The programme was well structured in that it included another horn trio that carries on the pioneering work of Brahms. György Ligeti’s Trio for Violin, Horn and Piano (1982) was created as a tribute to Brahms. A non-professional like myself is in no position to specity how the Hungarian composer links up with Brahms. Judging from the sound and melodic structure alone, one has to admit that a tribute is not necessarily an acknowledgement of debt. Legiti belongs to a different epoch of Western music, and his discovery of the Darmstadt School after those years under Communist tyranny must have proved to be an opening to a new world. What I can detect from this tribute are two characteristics that Legiti must have found in music of Brahms. He sees Brahms as an introvert, but an introvert who is capable of breaking into almost childlike merriment. The major part of the Trio is marked by such introversion, but the 3rd movement, “Alla Marcia. Energio, con slancio, ben rilmato” recalls unmistakably the last movement of Brahms’ Piano Quartet in G minor, op. 25, (and certainly not the very popular Hungarian Dances.) He must have learned from Brahms how to be folksy and sophisticated at the same time. The three musicians seemed to enjoy playing this trio, however difficulty it might be, and Mr. Melnikov, especially, must have been glad to be able to revert to the concert grand.

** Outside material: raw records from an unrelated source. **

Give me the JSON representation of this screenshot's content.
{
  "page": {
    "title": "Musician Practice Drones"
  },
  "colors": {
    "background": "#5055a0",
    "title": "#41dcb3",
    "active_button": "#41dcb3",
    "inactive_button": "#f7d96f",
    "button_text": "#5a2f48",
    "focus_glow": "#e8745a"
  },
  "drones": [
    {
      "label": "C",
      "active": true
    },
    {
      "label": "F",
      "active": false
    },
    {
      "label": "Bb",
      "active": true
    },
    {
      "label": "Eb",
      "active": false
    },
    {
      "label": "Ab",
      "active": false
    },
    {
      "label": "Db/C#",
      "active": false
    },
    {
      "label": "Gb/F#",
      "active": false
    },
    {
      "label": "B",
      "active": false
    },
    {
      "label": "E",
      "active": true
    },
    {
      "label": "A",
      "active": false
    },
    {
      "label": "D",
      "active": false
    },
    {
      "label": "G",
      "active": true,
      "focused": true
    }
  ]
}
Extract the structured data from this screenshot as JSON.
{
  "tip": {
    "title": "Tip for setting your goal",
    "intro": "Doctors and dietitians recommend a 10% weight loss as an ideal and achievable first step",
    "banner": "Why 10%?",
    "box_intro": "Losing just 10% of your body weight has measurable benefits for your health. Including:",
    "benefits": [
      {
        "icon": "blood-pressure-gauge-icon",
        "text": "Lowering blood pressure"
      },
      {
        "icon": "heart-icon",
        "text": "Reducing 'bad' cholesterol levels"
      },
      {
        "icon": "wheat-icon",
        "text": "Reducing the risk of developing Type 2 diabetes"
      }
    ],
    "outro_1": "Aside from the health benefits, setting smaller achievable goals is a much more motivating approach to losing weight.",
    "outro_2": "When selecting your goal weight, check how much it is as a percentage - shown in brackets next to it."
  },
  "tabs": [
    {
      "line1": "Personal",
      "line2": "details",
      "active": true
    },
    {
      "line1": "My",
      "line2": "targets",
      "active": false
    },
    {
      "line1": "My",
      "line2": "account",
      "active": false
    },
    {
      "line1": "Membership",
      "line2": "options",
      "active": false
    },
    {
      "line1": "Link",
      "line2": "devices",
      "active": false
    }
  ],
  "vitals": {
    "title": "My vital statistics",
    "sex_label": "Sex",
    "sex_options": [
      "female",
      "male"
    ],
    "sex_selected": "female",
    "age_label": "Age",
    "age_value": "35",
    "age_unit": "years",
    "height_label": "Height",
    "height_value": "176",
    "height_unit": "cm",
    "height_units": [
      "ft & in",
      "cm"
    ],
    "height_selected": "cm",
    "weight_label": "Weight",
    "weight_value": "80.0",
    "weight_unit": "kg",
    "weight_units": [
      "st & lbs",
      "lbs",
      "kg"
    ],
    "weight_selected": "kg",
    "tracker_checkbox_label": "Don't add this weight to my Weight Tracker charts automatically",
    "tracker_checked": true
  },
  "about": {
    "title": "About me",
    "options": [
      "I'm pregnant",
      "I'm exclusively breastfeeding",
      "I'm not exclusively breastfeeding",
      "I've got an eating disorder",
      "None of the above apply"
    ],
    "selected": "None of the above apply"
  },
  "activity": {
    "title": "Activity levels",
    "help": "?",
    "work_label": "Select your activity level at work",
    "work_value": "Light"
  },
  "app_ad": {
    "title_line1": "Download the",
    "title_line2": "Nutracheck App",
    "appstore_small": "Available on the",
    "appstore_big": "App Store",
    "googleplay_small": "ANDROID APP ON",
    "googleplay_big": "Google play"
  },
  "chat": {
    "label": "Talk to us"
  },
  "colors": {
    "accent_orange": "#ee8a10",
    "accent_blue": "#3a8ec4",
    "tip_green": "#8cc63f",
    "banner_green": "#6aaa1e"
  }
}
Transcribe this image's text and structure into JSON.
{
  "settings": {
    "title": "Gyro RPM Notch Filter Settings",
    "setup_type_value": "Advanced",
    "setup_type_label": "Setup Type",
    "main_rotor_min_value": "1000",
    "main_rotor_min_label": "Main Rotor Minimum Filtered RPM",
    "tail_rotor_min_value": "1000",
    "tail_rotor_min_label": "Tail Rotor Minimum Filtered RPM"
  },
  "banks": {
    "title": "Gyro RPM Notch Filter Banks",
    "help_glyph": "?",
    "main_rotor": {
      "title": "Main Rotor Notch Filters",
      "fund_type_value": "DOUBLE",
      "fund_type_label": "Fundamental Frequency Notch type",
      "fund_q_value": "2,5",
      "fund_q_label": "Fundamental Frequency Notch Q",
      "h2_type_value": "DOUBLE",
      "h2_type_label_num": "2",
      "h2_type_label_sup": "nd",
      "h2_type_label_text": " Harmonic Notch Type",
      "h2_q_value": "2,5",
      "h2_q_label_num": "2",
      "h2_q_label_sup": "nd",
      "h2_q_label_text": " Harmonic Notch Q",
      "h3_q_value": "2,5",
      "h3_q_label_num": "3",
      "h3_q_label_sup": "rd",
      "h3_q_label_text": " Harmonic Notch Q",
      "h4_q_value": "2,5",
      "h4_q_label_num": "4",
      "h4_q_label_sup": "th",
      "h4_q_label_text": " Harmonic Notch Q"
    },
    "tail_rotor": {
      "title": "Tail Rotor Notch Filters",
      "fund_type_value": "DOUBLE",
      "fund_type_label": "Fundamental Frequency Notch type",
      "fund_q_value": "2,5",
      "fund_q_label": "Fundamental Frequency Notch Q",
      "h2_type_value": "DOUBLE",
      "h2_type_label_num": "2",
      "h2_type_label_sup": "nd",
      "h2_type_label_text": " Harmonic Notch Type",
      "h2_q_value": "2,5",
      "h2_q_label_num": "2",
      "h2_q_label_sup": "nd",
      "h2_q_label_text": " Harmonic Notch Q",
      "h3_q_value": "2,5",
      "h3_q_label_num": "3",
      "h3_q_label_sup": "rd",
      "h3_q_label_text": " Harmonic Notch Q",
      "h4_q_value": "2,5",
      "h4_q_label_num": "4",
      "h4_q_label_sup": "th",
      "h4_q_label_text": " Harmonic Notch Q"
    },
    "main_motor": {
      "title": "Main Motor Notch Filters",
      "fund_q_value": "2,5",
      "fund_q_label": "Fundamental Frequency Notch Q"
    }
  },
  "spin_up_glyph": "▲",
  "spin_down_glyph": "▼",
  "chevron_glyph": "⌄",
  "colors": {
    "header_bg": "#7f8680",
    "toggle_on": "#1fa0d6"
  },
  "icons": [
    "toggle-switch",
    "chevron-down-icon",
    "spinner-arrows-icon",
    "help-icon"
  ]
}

I have mentioned earlier the physical characteristics of the Berlin Philharmonie and shall round off the subject together with my discussion of the first item of the concert, namely, Three Romances for Violin and Piano by Robert Schumann. This is the sort of music which the composer must have conceived for a performance in a small, private circle, known in German as “Hausmusik” (house music). It demands intimacy. And that is what the new wing of the Philharmonie cannot offer. The Chamber Music Hall is modeled physically on the original Philharmonie. Spacious, with a high ceiling. Isabelle Faust’s way of playing Schumann, elegant and sophisticated, did not fit into the ambience. You need to play the fiddle in the manner of Anne-Sophie Multer in order to fill the space. (Alberto Lysy, the late Director of the International Menuhin Music Academy: IMMA, once described Mutter’s approach to violin playing in the following terms: “She plays like a tank.”) It should be noticed that when Mutter plays a recital in Berlin, she usually chooses the main hall of the Philharmonie! This is not a matter of money. Her playing is loud enough for the big hall. Even Itzhak Perlman capitulated. My wife and I heard Perlman and Barenboim give a recital in the main Philharmonie some 20 years ago; and they were both extremely good then. Even these two eminent musicians could not cope with it. They bored the audience and bored themselves.

By the way, as with last year, I could not find any review in the press. Critics only go to symphony concerts. They are just as bad as we Thai!

Berlin has its problems, and some of these problems are not strictly of musical nature. It yields too easily to the lure of mass society and even has the ambition of becoming its leader.